Munich, by Robert Harris

Summary: a tense journey to the heart of banal darkness

As Hitler masses his troops on the border with Czechoslovakia, threatening an invasion that will draw Britain and France into a general European conflagration, Chamberlain, the British Prime Minister contemplates how to avoid war. Surely the sacrifice of a small nation to a tyranny is a reasonable price to pay?

As the leaders of Germany and Britain circle each other two relatively low level civil servants on either side, Hugh Legat and Paul Hartmann, one-time friends at Oxford, begin to renew contact in a bid to avert what is coming.

Harris’ latest thriller is based around the infamous 1938 international conference in Munich. But its most powerful theme for me was the empathetic exploration of the nascent German Resistance. Hartmann, a character who bears a striking resemblance, physically and biographically, to the real Resistance leader Adam von Trott, seems a little mad to his old friend Legat. But Hartmann has seen the true face of Nazism and understands the “power of unreason” that has gripped Germany.
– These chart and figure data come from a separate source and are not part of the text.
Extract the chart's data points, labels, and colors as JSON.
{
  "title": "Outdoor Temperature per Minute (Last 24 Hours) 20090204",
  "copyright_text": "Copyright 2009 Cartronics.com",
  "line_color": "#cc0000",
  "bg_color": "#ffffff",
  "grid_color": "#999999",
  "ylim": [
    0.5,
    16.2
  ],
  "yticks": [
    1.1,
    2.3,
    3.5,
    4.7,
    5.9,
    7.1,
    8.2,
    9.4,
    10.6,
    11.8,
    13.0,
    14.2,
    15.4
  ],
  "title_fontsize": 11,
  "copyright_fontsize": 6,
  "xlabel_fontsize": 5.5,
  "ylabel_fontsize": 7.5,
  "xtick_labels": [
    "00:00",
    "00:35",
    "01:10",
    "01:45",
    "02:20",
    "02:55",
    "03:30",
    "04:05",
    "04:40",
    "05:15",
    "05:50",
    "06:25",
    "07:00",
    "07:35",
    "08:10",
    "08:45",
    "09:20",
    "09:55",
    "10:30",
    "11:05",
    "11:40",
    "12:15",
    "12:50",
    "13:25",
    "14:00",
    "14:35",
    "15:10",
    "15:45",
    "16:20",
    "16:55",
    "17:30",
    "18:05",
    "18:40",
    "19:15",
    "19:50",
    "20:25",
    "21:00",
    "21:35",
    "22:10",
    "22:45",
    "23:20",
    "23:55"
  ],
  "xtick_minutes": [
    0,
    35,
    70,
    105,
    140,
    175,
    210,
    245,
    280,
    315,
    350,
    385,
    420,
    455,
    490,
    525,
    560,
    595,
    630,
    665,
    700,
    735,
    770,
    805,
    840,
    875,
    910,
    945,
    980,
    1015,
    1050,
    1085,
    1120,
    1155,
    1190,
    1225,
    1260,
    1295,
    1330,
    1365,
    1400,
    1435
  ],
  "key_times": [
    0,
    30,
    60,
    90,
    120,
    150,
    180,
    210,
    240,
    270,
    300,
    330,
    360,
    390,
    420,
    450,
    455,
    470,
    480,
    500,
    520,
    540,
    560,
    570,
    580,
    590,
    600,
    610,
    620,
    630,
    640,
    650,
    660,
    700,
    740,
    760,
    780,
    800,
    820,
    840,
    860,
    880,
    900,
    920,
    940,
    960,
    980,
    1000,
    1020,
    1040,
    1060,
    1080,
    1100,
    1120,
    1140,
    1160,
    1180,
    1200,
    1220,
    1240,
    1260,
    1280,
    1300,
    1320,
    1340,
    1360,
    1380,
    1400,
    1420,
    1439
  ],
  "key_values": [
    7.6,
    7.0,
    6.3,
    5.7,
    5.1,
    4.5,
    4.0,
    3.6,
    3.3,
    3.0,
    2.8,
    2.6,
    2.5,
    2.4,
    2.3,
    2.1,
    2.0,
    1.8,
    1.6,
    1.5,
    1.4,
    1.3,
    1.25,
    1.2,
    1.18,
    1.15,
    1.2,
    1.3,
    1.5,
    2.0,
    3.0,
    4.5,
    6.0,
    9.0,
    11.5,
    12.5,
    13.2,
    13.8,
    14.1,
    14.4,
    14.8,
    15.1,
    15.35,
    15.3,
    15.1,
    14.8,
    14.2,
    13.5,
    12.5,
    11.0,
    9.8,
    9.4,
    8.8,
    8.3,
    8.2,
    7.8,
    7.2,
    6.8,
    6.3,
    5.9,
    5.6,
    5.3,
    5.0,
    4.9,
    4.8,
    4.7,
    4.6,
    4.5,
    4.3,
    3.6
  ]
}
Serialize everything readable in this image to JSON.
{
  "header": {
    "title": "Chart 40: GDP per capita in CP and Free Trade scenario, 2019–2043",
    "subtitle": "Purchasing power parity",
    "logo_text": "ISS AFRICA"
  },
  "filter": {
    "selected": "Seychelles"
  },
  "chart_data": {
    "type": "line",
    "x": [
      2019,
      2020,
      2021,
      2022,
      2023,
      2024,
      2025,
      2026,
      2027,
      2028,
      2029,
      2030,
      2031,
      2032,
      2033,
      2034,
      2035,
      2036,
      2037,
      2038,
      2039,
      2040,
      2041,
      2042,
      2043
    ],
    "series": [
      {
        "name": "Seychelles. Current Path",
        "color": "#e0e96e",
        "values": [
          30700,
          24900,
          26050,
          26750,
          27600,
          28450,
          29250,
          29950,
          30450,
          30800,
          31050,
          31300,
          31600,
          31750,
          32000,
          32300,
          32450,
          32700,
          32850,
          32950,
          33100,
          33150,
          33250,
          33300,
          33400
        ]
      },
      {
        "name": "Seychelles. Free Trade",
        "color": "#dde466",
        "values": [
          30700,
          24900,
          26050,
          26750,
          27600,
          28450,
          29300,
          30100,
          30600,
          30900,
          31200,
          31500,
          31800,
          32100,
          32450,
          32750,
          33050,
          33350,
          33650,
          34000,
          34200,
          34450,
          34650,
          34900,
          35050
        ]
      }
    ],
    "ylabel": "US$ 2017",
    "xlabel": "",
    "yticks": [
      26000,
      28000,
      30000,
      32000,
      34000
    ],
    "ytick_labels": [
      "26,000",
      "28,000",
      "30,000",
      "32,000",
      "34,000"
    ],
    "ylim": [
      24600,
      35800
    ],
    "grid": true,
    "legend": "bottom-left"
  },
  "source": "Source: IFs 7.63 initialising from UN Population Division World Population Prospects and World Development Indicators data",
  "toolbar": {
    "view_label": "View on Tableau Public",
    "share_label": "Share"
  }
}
So he does not share the British delusions that Hitler is just another politician who reasonable men can do reasonable business with.

Harris has written “counter factual” thrillers, such as “Fatherland” set in a 1960s Germany in which Hitler has won the war, as well as ones more scrupulously rooted in fact, such as the superb “An Officer and a Spy” about the Dreyfus Affair. Consequently one isn’t too sure exactly how this particular story is going to turn out.

The result is a fine and tense exploration of this historical moment, and how even the best of motives can result in the most catastrophic of consequences.